FROM DEEWEE was, allegedly, recorded in one take. That naturally seems quite impressive, and certainly strikes an initial interest, but upon realising that everything sounds so utterly flat and lifeless, one recognises that Soulwax have done themselves no favours by constructing the record as a continuous, mundane stretch of music.
At best, FROM DEEWEE incites a gentle nod of the head, and very little else. Most of tracks sound like half-finished instrumentals from a Hot Chip album, and Soulwax rarely strive for much more than that. Songs often start with a groove that could quite easily develop into something interesting, but instead stagnate into nothing. The drum fills on “Is It Always Binary” are great once, maybe twice, but not after a dozen times, and this is a problem that often repeats itself. Rhythmic repetition attempts to disguise a very obvious lack of development in ideas.
“Missing Wires” feels like the only song that is even close to being finished, and it’s hardly a fucking stormer. There’s a good tune in “Trespassers” somewhere, though I doubt Soulwax were ever interesting in finding it. Twelve years on since Nite Versions, and the once-exalted duo return with a record that sadly suggests that their best days are well and truly behind them.
4 out of 10
Soulwax have been a band on my ‘must see’ list for quite some time. If I turned up for the duo to only play tracks from FROM DEEWEE, I’m afraid to say I think I would be largely disappointed. It’s hard not to compare FROM DEEWEE to Nite Versions as the disparity quality is so large, but I’ve been hard pushed to pull the same level of enjoyment from this as I have their illustrious record from 2005.
This is not to say that Soulwax’s latest release has no redeeming qualities. There is an abundance of rich tones and timbres, and by Moog do they know how to use an analogue synthesiser. Unfortunately, FROM DEEWEE falls down on the arrangements. It never quite seems to reach a pinnacle; in fact, it doesn’t really go anywhere. This is exemplified in tracks like “Is It Always Binary”, starting as a promising hark back to old Soulwax, but never building on the drum fills and sampled staccato voice work. It ends up feeling like a 3:29 minute intro.
This flatness is mirrored across the whole album, and can end up becoming rather tiresome, and almost frustrating. It feels as if FROM DEEWEE is screaming out for a good remix or two. However, in its current state, it is disappointingly drab. I don’t think I will be returning to it any time soon.
4 out of 10
There were many moments on FROM DEEWEE that piqued my interest. Unfortunately, each moment was combined with a hope that a turning point in the album was about to reveal itself, which was often followed by disappointment when it didn’t arrive.
As a long time fan of Soulwax, I can certainly tease out the better points of their latest release. Between the Kraftwerkian style of a majority of this album, the fact the entire album was recorded in a single take, or the plethora of synth patches and contortions that make for some of the finer moments on the album, there’s no doubt that a lot of thought and expertise has gone into the recording.

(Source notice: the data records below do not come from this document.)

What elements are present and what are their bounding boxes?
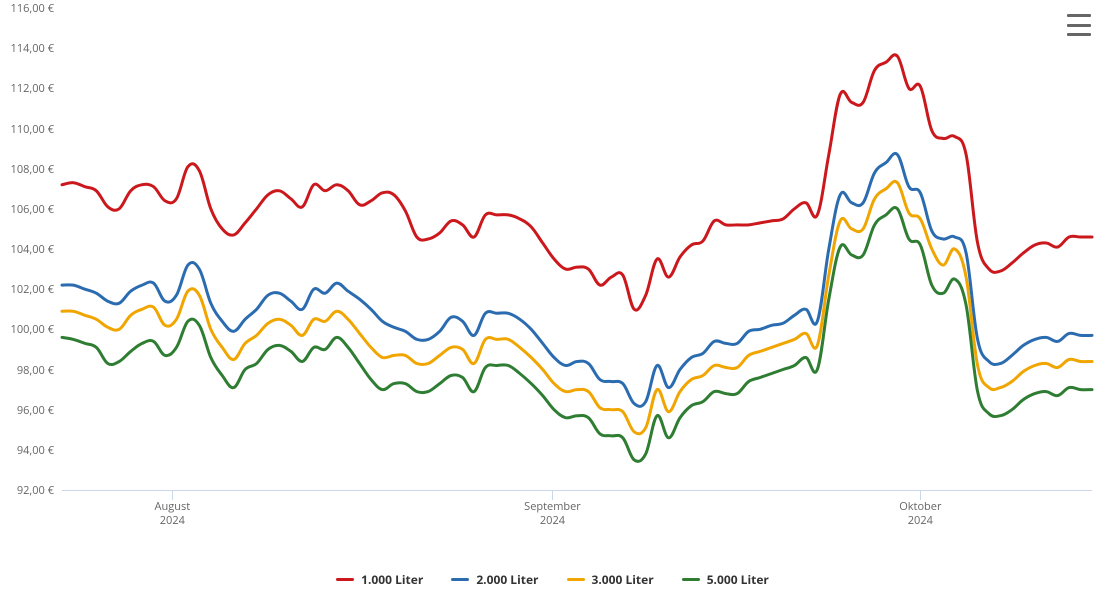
legend-swatch: [567, 578, 585, 582]
price-line-chart: 92,00 €94,00 €96,00 €98,00 €100,00 €102,…: [0, 0, 1105, 602]
legend-label: 5.000 Liter: [707, 571, 769, 588]
legend-label: 3.000 Liter: [592, 571, 654, 588]
legend-swatch: [451, 578, 469, 582]
legend-label: 2.000 Liter: [476, 571, 538, 588]
legend-label: 1.000 Liter: [361, 571, 423, 588]
series-line: [62, 55, 1092, 310]
legend-swatch: [682, 578, 700, 582]
chart-lines: [0, 0, 1105, 602]
chart-legend: 1.000 Liter 2.000 Liter 3.000 Liter 5.000 L…: [0, 568, 1105, 588]
legend-item[interactable]: 2.000 Liter: [451, 571, 538, 588]
legend-item[interactable]: 3.000 Liter: [567, 571, 654, 588]
legend-item[interactable]: 1.000 Liter: [336, 571, 423, 588]
legend-item[interactable]: 5.000 Liter: [682, 571, 769, 588]
series-line: [62, 207, 1092, 461]
legend-swatch: [336, 578, 354, 582]
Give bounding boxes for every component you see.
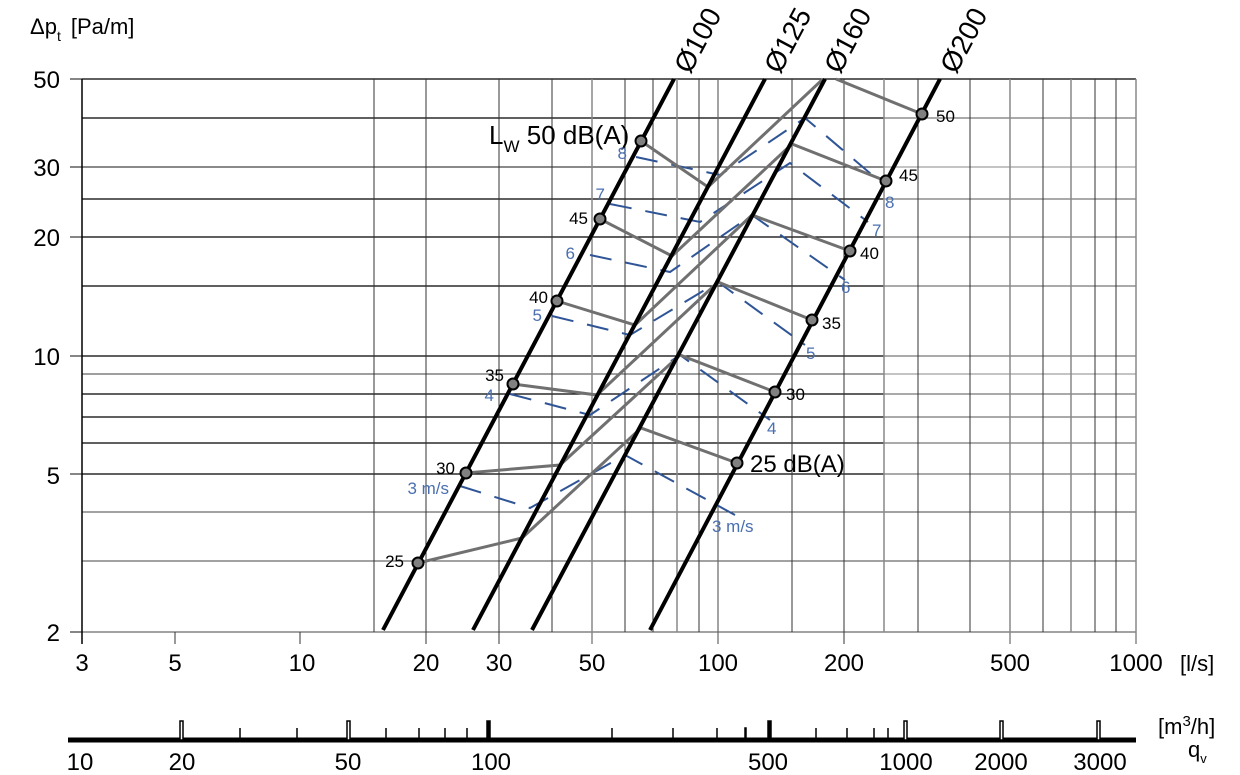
svg-text:45: 45 <box>899 166 918 185</box>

However, what seems to be missing, or may have been lost, is the energy and development that makes any synthpop album an exciting and enjoyable listen. Whether it was the rigorous planning required to achieve the spotless single take, or the focus and dedication given to the separate synth lines rather than the overall tracks, something has drained the album of its energy. As a listener, this means that focussing on the album is somewhat exhausting, as passages are left to hang, undeveloped, for too long.
The net result is an album that almost invites the listener to put the album to the back of their heads, and that’s a shame given there are some mentionable moments to be found across the album’s 50-minute play time. “Is It Always Binary” has some quirky vocal samples that accent proceedings; “Do You Want to Get into Trouble?” has a muted synth in its bridge which I can’t help but love; “Here Come the Men in Suits” introduces itself with a raw, grizzled growl and an edge to its atmosphere. But none of this stays around long enough to impact the overall album. It’s with great regret that I cannot submerge this album in praise, but I don’t see myself returning to it at all. I think I’ll go back to Nite Versions.